避難場所での生活

お話:社会福祉法人 嶋福祉会 就労継続支援B型事業所 さくら学園
施設長(当時) 佐野篤さん

 利用者さんはある意味互いに気を遣いあって、我慢をしていた方も沢山居られたと思います。
不便な生活が続くせいでちょっとピリピリするということもありましたしね。何もやることがないと悶々と内にこもってしまうので。
 そんな中、トイレの水がなかったので学校のプールからバケツリレーで水を汲み置いて、皆用を足したら流すというサイクルを、避難所の中で作り始めました。そして、そのバケツリレーに参加して身体も動かして。掃除する場所を決め、自分達のフロアの掃除を役割分担的にやらせてもらおうと思ったんです。
 避難所でもすごく配慮してくれていました。
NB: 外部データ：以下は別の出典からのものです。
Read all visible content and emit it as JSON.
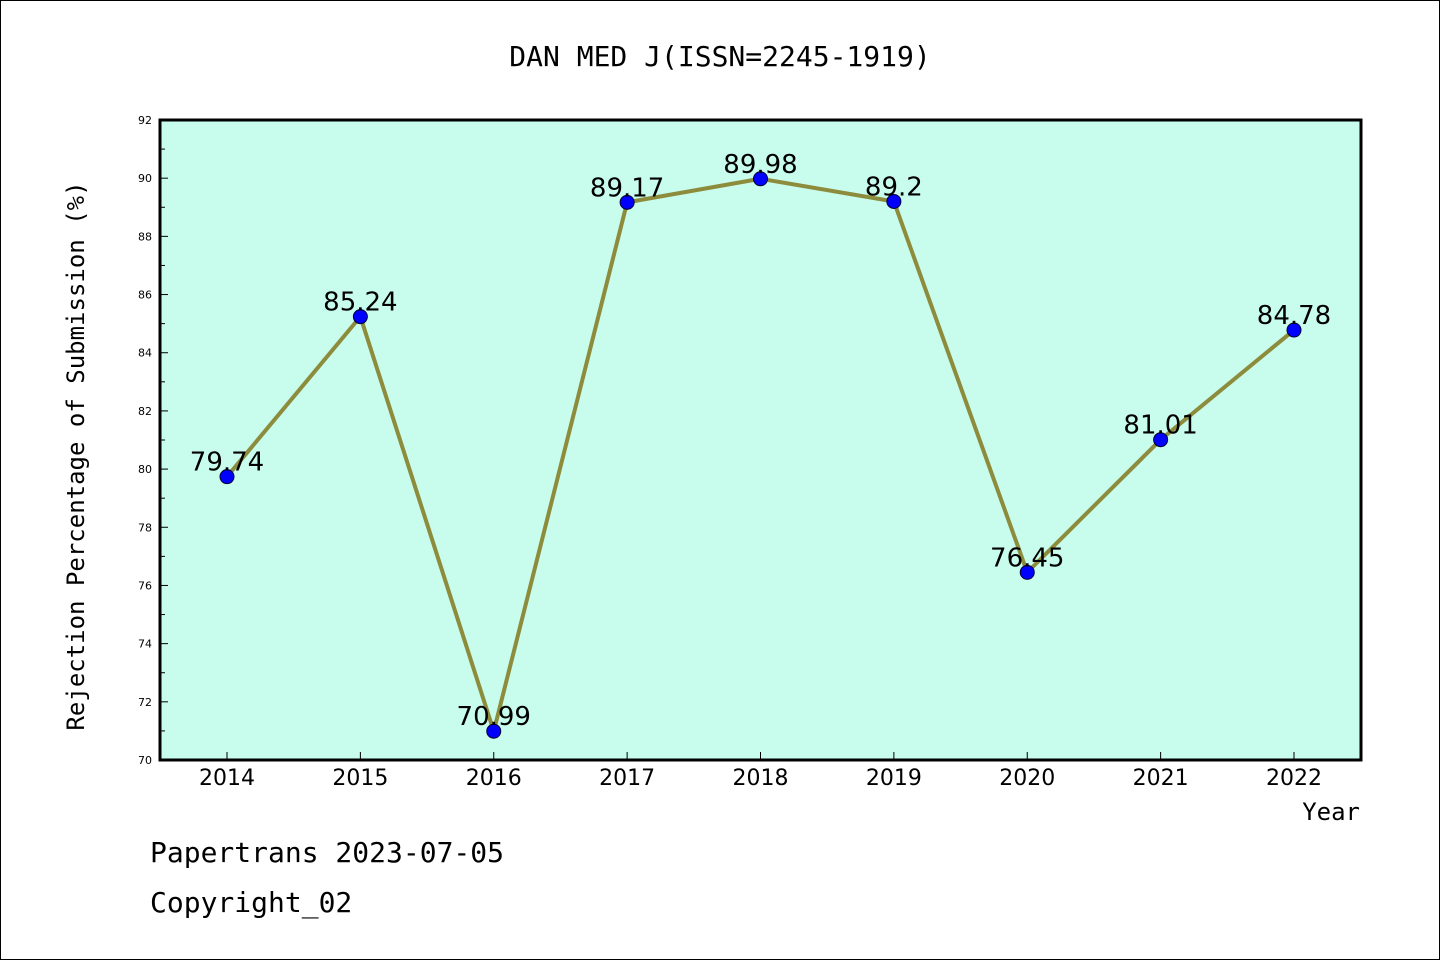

例えば要介護状態の方でなければ基本は体育館のところ、我々は体育館に一泊したあとに別の部屋の方がいいよねという風に言って頂き、教室を一つ空けて頂いて。そこに40人位大人が寝れば足の踏み場もないのだけれど、でもやはり我々としては気持ちも楽でしたよね。周りの方へ気を遣わなければならない部分が増えると我々も追い詰められてしまうので・・・それは本当にありがたいことでしたね。助かりました。